What is the Right Size for a PCN?

Posted by Ben GowlandBlogs, The General Practice Blog1 Comment

Two years in and we are already starting to see questions emerge as to whether the PCNs that we have are appropriately sized.  But what is the right size for a PCN?

The rapid development of Integrated Care Systems (ICSs) is the main reason for the questioning.  New system leaders understand there is an important role for PCNs, particularly within place-based arrangements, and so inevitably are starting to question whether the arrangement in their particular area is the right one.

The main question these leaders are posing is whether we have too many PCNs.  If the place based population size is around 300,000 and there are (for example) 7 or 8 PCNs, the challenge is whether there are really 7 or 8 Clinical Directors (CDs) ready to be local leaders of the place-based arrangements, and whether the 7 or 8 can really operate effectively together as a unit.  Does it create too many points of contact to make place-based working really effective, due to the number of local relationships it necessitates with the local acute, community, mental health, social care and voluntary sector providers?

The other question it poses is whether the smaller PCNs can create the infrastructure needed to be able to deliver all that is expected of them.  Can they find the HR, payroll, finance, communications, IT, estates, strategy (etc etc) expertise needed to be effective?  And where will PCNs end up – is the expectation really that there will be 7 or 8 limited companies all operating alongside each other?

The questions around PCN size from a practice level are more frequently the other way round.  Practices who are part of larger PCNs are beginning to question whether this is really the right option for them, or whether they should actually be part of a smaller group of practices.

The problem practices experience is that when the population size starts to get up towards 70,000, and the number of practices gets much beyond 3 or 4, then there is always a challenge with engagement at practice level.  There always seem to be one or two “passenger practices” who at best contribute very little, and at worst block and slow down initiatives and any changes the PCN wants to introduce.

What this in turn leads to is the smaller group of more proactive practices starting to question whether they would be better off on their own, particularly as the value of the PCN contract, the value of the Investment and Impact Fund, and the number of staff that can be employed via the Additional Role Reimbursement Scheme is becoming more and more significant each year.

Larger PCNs have also not been helped by the continual “one per PCN” ruling that comes out for any PCN with a population under 100,000, such as mental health practitioners this year, which favours those areas that have opted for a larger number of PCNs with a lower population size.  It is not that surprising, then, that practices looking to maximise the value of the PCN DES are wondering whether what they actually need is a smaller PCN.  I did suggest at the start of the year that this might be the case.

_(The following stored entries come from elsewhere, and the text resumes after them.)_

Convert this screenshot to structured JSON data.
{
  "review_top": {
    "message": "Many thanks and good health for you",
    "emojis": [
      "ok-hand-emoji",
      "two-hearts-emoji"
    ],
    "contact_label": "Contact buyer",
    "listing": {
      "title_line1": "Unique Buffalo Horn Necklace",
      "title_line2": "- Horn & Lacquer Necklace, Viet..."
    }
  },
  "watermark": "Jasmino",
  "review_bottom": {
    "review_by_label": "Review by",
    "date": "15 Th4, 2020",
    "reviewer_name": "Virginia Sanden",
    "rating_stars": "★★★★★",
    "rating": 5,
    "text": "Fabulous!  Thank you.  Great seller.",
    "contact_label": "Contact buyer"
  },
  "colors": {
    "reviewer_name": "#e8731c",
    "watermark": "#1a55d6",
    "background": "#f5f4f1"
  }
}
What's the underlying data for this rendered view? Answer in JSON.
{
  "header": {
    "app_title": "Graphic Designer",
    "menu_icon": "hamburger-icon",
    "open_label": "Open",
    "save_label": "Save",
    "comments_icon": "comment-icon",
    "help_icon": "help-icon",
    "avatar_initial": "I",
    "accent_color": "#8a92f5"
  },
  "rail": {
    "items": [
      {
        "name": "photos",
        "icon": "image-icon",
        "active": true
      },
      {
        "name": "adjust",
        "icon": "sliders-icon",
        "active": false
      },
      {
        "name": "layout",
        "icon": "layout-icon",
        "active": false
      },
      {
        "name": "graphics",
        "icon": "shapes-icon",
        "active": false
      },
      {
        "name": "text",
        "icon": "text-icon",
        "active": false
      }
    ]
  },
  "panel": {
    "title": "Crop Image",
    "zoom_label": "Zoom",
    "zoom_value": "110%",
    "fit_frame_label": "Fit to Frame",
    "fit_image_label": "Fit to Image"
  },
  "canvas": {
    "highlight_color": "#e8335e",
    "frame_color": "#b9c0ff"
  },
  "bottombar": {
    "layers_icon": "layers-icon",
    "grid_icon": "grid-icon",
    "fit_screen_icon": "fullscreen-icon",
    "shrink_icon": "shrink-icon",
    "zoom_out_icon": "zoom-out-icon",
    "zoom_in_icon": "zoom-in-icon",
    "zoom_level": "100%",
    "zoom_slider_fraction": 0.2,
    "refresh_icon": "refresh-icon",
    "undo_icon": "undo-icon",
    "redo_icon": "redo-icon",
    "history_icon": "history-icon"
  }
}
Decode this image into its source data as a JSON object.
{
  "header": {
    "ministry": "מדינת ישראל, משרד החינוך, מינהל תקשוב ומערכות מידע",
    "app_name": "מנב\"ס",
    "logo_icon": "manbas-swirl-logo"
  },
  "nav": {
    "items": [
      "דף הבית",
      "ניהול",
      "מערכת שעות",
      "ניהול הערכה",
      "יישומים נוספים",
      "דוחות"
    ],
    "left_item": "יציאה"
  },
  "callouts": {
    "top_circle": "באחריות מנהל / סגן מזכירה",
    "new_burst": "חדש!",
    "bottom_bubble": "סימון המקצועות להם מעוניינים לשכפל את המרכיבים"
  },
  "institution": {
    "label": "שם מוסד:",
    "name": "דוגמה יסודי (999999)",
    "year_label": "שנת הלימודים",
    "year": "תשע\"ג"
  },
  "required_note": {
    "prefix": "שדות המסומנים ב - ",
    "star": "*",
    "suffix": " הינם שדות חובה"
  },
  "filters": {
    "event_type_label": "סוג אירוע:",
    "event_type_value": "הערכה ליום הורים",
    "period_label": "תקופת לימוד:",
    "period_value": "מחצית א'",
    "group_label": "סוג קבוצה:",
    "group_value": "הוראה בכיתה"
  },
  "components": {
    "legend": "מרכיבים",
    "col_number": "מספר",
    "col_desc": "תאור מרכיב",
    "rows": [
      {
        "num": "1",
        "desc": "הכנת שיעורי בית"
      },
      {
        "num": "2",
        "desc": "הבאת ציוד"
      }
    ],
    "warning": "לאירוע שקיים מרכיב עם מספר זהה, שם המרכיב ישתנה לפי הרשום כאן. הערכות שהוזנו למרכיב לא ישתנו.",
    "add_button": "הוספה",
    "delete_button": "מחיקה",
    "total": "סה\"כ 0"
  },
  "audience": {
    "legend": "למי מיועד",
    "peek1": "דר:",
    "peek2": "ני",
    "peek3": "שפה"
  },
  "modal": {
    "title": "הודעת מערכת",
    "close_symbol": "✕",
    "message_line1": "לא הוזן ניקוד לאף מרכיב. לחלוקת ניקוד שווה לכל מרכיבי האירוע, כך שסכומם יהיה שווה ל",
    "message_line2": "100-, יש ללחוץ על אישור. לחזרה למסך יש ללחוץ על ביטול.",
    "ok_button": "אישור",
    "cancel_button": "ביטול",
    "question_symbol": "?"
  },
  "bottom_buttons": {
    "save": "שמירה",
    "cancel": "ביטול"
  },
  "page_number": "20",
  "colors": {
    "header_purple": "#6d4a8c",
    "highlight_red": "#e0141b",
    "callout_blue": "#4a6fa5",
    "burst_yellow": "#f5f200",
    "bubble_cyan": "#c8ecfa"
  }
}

Where does this all leave us?  What is the right size for a PCN?  The important thing to remember is that there will always be a trade-off between engagement and delivery/effectiveness.  Smaller PCNs can build more engagement, larger PCNs can create a better infrastructure to enable delivery.  It is difficult to deliver without engagement, and it is difficult to create the necessary infrastructure without scale.  There is no right answer, no perfect size for a PCN.

What is most important is that practices work in PCNs that work best for them.  If you are small and it is working, don’t bow down to any ICS pressure that comes down the line to get bigger.  If you are large and it is working, keep going as you are.  Changing PCN size and structure is of itself distracting  and challenging, so any planned change would not just have to be sensible, it would have to outweigh all the disbenefits that would come with making such a change.  Most of the time it will be better to understand the weaknesses of your current situation and work to mitigate them, as well to exploit the strengths that you have, rather than change the configuration of the PCN.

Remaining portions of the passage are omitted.